I’ve been working on incorporating story telling into my presentations and came across Whoever Tells the Best Story Wins by Annette Simmons. The book gives you a process for finding, developing, and using your own stories effectively. You’ll learn how to craft specific, intentional messages that get your ideas across using universal story structures, including:
Who-I-Am Stories—What qualities earn you the right to influence someone? People need to know who you are before they can trust you, so get personal. Reveal who you are, as a person, by telling a story about a time, place, or event that reveals that you have the qualities your audience seeks.
Teaching Stories—Certain lessons are best learned from experience—some of them over and over again during a lifetime. Telling a story that creates a shared experience will change behavior much better than offering advice.
Vision Stories—The prospect of a worthy, exciting future can help to reframe present difficulties as “worth it,” turning seemingly huge obstacles into small irritants on the path to a worthwhile goal.
Values-in-Action Stories—Values are subjective.

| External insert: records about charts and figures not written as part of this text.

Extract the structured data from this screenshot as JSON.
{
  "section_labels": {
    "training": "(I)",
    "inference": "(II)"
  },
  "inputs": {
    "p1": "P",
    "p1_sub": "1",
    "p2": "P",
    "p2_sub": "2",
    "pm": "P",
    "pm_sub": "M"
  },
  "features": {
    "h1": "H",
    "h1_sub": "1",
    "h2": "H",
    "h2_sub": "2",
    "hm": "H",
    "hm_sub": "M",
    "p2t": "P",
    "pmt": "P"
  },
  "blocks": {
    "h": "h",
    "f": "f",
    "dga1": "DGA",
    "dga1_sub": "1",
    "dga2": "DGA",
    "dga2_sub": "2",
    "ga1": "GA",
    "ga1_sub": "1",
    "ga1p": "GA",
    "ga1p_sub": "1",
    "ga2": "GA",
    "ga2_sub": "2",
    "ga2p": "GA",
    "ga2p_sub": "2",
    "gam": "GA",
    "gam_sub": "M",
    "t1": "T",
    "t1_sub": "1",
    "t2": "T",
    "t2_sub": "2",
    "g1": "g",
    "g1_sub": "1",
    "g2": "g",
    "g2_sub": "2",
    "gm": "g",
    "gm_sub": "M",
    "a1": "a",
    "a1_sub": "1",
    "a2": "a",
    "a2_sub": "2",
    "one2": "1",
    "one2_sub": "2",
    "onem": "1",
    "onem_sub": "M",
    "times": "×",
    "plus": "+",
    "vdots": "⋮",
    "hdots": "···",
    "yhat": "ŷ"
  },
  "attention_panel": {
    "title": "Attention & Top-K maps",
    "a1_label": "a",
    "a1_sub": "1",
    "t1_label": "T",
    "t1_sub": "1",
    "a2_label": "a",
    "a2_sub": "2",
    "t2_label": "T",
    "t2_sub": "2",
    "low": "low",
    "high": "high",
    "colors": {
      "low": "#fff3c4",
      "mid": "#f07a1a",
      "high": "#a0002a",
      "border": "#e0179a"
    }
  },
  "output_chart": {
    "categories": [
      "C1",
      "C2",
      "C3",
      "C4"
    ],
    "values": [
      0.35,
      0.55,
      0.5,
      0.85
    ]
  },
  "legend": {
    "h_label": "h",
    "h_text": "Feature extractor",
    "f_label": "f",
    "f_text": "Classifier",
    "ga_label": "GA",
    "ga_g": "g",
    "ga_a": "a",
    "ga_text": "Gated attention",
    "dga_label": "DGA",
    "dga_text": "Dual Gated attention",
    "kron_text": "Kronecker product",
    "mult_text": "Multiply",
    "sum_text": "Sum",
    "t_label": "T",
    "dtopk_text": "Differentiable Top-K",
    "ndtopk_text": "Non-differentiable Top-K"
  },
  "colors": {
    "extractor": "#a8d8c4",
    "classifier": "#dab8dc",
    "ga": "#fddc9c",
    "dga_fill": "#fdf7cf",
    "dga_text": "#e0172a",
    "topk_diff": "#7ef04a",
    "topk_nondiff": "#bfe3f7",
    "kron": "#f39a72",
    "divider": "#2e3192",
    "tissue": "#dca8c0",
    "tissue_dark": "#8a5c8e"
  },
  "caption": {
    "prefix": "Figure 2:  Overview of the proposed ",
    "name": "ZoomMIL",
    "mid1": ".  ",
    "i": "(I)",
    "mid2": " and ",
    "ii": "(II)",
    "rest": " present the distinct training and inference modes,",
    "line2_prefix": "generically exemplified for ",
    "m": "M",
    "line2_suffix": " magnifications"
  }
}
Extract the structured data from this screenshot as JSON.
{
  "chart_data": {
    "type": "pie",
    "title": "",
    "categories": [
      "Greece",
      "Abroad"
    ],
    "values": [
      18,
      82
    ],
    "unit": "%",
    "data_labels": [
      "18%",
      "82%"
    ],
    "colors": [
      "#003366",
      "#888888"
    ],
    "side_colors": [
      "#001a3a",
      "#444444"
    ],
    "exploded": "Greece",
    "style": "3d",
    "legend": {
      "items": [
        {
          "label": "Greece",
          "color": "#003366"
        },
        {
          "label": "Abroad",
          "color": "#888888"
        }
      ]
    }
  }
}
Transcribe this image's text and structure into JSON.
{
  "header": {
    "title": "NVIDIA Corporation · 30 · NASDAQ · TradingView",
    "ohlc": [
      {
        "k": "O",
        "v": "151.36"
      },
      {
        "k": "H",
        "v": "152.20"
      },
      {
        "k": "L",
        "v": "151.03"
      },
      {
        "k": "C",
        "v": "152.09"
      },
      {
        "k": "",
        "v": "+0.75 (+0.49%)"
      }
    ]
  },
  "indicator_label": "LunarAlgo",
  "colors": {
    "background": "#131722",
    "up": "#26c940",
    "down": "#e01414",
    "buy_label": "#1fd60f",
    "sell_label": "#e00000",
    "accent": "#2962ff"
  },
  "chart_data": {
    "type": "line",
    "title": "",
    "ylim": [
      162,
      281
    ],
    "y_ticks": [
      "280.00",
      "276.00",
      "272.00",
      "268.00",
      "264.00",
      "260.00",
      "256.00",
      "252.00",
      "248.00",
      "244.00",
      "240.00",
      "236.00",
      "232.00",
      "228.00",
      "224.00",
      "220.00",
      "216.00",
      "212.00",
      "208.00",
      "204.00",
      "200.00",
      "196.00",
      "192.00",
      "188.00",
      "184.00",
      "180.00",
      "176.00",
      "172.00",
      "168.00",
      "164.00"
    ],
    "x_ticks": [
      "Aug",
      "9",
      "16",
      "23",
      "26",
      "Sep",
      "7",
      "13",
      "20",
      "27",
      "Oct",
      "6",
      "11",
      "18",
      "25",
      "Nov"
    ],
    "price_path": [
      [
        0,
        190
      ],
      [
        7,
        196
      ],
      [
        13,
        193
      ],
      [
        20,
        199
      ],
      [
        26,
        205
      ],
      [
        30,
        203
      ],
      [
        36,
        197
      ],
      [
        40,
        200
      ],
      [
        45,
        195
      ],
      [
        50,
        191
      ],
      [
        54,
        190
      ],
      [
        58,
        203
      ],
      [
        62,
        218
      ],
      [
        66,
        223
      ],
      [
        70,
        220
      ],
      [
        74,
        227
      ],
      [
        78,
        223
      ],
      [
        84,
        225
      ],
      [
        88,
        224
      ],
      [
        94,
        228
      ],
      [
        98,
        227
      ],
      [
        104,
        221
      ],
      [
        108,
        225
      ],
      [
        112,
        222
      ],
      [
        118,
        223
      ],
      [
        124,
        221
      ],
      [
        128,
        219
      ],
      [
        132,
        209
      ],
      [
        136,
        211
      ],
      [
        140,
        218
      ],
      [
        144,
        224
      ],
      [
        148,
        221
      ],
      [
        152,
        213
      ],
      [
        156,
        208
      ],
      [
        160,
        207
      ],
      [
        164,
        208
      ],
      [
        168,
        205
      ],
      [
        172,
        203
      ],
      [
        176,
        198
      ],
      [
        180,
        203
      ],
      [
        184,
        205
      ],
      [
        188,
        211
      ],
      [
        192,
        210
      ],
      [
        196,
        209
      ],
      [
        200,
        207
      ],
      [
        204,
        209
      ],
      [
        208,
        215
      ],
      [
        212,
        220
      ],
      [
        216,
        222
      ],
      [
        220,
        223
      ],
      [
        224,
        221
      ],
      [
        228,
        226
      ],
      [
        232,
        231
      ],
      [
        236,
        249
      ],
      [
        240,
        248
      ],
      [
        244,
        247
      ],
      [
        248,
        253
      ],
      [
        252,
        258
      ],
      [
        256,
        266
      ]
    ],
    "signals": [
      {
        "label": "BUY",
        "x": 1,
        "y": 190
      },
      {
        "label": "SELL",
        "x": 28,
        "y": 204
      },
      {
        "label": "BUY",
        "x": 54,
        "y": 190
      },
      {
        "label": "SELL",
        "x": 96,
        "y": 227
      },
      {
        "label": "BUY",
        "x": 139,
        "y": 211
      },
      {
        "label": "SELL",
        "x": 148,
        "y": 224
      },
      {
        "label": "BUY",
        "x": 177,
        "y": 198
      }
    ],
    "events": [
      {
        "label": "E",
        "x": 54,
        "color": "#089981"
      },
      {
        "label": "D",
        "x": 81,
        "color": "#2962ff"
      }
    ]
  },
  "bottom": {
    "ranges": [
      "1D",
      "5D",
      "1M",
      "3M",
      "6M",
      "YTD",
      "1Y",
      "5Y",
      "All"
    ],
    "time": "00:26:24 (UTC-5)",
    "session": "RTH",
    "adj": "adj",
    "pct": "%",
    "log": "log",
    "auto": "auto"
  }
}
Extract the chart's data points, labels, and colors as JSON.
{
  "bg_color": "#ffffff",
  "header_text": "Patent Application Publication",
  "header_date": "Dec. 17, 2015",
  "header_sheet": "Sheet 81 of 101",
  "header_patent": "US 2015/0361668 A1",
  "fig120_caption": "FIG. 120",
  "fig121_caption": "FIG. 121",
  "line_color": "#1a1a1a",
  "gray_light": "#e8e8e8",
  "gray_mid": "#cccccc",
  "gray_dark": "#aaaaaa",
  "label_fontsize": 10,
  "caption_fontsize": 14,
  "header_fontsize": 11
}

To some, integrity means doing what their boss tells them to do. To others, it means saying no, even if it costs them their job. If you want to encourage a value, tell a story that illustrates in action what that value means in action.
I-Know-What-You-Are-Thinking Stories—Sometimes, people have already made up their mind about the ideas you’re trying to get across. It is a valuable trust-building surprise for you to share their secret suspicions in a story that first validates and then dispels their objections without sounding defensive.